Autosomal DNA is your 22 pairs of non-sex chromosomes. Everyone (both biological males and females) inherits a random mix autosomal DNA from both of your parents (about 50% from your mother and about 50% from your father), and each of your parents inherited their autosomal DNA from both of their parents and so forth. Because autosomal DNA is a mixture of your mother’s and father’s DNA, it is unique to each person and both biological males and females can take this test.
Since autosomal DNA is a random recombination of both parents' autosomal DNA, full siblings will have a different admixture. An analogy would be to say that each parent is a deck of cards. The two decks are shuffled and half of the resulting mixture is taken. One sibling may have more “spades” in their deck while another may have more “clubs.” While each individual has unique DNA, siblings share the same parent “decks,” so we can use the similarities to trace ancestry.

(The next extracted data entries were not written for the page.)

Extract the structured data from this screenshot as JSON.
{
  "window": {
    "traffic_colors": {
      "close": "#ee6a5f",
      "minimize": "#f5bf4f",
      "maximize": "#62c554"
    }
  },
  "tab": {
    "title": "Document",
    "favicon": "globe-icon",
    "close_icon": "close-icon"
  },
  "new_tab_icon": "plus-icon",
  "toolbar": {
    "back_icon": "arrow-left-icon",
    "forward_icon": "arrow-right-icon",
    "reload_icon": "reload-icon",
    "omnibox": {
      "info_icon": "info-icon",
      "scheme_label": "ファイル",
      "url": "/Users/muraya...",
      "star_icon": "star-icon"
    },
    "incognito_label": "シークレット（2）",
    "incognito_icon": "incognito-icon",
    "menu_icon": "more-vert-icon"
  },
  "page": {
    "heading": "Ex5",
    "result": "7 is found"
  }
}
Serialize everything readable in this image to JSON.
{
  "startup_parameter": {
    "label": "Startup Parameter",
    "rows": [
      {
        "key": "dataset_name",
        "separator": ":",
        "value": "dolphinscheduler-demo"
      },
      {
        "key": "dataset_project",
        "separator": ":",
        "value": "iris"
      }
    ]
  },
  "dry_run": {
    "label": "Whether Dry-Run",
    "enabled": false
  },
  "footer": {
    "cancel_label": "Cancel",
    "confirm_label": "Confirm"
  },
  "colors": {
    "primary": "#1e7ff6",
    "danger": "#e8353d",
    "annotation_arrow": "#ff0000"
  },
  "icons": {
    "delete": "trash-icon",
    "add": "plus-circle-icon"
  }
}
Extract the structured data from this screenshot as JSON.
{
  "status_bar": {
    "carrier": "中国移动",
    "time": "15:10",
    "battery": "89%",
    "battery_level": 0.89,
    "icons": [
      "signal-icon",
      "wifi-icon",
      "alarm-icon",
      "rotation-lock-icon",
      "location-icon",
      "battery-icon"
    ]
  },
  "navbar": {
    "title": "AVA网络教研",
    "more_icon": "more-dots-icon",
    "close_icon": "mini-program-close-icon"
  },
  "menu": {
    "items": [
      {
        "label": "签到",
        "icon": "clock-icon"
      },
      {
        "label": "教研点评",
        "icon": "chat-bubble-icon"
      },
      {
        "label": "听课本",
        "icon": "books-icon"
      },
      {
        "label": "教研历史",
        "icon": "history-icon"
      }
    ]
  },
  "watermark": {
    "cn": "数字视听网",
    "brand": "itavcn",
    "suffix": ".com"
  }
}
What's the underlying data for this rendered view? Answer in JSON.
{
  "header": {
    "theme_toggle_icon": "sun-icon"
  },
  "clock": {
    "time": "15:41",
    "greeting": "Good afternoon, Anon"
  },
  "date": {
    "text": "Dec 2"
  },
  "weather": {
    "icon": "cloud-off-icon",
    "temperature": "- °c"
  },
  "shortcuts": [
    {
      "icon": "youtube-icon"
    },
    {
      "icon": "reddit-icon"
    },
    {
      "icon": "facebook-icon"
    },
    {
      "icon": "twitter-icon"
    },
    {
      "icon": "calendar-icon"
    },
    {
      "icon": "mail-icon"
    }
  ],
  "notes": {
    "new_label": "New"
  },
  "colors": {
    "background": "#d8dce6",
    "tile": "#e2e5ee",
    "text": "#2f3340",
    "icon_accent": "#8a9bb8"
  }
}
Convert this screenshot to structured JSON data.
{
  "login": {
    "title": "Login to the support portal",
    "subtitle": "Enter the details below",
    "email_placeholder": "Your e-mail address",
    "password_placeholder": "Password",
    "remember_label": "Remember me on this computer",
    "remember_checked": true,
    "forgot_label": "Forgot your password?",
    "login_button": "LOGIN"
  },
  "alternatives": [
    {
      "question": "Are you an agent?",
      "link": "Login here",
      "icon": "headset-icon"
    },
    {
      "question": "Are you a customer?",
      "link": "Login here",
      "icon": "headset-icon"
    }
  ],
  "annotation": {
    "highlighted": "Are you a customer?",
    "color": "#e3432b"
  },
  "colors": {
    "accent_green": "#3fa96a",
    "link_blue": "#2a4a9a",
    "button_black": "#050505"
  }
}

With each generation, the decks are reshuffled, so the “cards” from any given ancestor become fewer and fewer. Thus, the autosomal DNA admixture for any given individual roughly comprises the DNA of all of their ancestors within five generations. This is an estimate, however, as some “cards” may survive many shuffles, while others get “shuffled out” rather quickly.
This is different from our mitochondrial DNA (mtDNA) and Y-chromosome DNA (Y-DNA), which is inherited exclusively through direct maternal or paternal lines, respectively.
Because of the random nature of autosomal DNA inheritance, it is impossible to tell which portions of your DNA came from your mother or your father. However, by comparing your autosomal DNA to that of your known relatives, you can compare results to determine which portions of your DNA come from which ancestral line.